An example of these kinds of barriers is illustrated by the cases collated recently by trans community campaigners, which the GMC are considering investigating further.
Disability groups have also argued for years about the various kinds of barriers they encounter.
We also know that lack of cultural competence can get in the way of engaging with patient groups in some Black and Minority ethnic communities.
As I said at the outset, one management cannot tackle everything that is wrong across the board.
Inequalities have had generations to work their way into the fabric of a massive and complex system like the NHS, and it would be unfair to expect NHS England to fire off wildly at everything that moves.

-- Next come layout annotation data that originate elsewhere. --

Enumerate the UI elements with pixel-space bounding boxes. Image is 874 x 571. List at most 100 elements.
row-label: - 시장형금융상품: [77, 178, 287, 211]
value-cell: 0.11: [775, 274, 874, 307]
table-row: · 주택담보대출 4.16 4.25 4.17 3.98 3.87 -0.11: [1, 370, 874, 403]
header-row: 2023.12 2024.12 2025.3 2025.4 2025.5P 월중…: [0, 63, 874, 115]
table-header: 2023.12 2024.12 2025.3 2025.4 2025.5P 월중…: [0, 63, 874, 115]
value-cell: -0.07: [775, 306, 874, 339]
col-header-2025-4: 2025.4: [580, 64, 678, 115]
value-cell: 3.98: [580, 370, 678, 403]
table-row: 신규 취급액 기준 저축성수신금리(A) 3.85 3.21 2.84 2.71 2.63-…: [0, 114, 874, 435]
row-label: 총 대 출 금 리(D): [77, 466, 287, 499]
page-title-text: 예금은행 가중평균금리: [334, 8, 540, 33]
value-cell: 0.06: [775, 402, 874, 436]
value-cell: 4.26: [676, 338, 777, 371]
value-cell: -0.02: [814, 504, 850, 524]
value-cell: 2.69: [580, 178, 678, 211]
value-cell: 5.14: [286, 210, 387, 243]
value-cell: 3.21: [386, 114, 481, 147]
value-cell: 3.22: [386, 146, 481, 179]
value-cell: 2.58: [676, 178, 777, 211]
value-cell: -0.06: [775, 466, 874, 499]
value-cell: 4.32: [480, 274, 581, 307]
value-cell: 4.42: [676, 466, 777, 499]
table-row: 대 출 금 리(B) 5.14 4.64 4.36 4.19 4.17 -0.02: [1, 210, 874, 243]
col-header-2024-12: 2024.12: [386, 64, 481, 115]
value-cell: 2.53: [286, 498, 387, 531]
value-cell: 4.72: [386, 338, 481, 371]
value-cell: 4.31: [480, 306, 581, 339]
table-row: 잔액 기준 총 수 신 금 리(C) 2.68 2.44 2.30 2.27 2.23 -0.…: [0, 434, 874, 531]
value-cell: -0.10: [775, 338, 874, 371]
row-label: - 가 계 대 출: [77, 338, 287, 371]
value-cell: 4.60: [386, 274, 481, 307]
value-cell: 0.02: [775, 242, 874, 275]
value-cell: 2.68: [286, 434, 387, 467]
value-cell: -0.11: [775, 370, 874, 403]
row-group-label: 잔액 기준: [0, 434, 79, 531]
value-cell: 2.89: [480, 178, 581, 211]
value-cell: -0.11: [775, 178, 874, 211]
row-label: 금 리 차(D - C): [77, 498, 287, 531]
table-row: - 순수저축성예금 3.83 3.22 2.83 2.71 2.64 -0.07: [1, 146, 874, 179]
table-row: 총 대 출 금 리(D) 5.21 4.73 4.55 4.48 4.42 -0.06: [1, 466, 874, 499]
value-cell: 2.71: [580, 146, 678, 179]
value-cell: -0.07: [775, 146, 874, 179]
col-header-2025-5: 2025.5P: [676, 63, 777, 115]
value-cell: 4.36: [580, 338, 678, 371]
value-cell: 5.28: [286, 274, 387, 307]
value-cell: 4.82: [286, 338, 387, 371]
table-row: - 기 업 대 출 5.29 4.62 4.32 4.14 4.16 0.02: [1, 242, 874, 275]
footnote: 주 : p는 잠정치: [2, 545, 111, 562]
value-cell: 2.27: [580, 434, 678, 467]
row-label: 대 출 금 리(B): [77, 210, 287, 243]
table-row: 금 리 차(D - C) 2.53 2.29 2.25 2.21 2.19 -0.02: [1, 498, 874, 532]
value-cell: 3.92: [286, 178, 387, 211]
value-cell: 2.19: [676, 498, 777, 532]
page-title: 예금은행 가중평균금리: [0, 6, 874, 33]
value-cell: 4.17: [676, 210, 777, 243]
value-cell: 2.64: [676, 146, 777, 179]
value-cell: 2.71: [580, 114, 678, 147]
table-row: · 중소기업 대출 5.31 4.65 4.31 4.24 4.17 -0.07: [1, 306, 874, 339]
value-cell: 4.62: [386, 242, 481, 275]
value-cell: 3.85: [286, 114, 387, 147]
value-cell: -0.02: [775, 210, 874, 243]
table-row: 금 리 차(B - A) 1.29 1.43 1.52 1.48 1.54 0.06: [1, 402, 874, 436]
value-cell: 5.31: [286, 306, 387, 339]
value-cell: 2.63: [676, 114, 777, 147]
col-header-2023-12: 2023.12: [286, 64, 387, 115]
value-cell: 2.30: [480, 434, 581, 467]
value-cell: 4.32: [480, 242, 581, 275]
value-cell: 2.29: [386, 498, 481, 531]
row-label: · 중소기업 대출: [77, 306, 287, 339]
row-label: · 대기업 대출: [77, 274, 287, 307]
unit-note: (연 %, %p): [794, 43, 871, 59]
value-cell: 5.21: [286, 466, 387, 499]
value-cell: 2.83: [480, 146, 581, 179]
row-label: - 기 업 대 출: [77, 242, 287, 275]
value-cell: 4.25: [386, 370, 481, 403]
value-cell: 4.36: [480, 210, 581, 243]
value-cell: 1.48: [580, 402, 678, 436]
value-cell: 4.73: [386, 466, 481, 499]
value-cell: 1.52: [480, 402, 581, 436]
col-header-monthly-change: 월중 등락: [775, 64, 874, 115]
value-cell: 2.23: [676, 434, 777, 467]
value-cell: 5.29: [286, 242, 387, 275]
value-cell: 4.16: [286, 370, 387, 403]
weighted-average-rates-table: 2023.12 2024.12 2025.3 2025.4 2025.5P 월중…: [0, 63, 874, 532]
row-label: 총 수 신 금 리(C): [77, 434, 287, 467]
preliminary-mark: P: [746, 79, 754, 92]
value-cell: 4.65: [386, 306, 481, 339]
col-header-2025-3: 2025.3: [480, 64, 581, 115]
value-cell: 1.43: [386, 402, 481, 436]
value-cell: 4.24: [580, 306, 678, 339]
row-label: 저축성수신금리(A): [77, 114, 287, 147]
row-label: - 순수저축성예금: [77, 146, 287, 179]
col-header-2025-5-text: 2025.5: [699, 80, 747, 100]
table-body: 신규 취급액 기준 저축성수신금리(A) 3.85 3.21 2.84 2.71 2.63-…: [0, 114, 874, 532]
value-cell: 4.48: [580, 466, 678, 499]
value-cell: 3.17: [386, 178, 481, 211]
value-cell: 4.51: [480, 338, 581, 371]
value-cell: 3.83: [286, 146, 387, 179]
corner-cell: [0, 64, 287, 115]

For one thing, there are limits to the scope of NHS England's own influence. I addressed this in a previous article where I argued that fragmentation threatens the ability to pursue some inequalities.
However, if areas are not being addressed because decisions have been made to prioritise efforts in places where the data will look good then it is as well that patient and workforce communities become aware of that.
Where, then, will NHS England trim its cloth?
What isn't measured...
The clues are in the priorities and measures chosen by NHS England … the measures on which it will hold itself accountable.
What isn't measured doesn't get done.
Therefore, although the organisation has managers who are nominally working in other areas as well as those on the dashboard, stakeholders will need to scrutinise carefully whether the things that matter to them are subject to being counted in three years time.
You can be pretty sure that the focus will be on those things.
And my assessment is that the one which will suffer in particular will be the NHS workforce, as this is the area where the executive have already demonstrated they don't really grasp how to solve the problems. This is reflected in the paucity of hard specific scorecard measures to show that they ever will.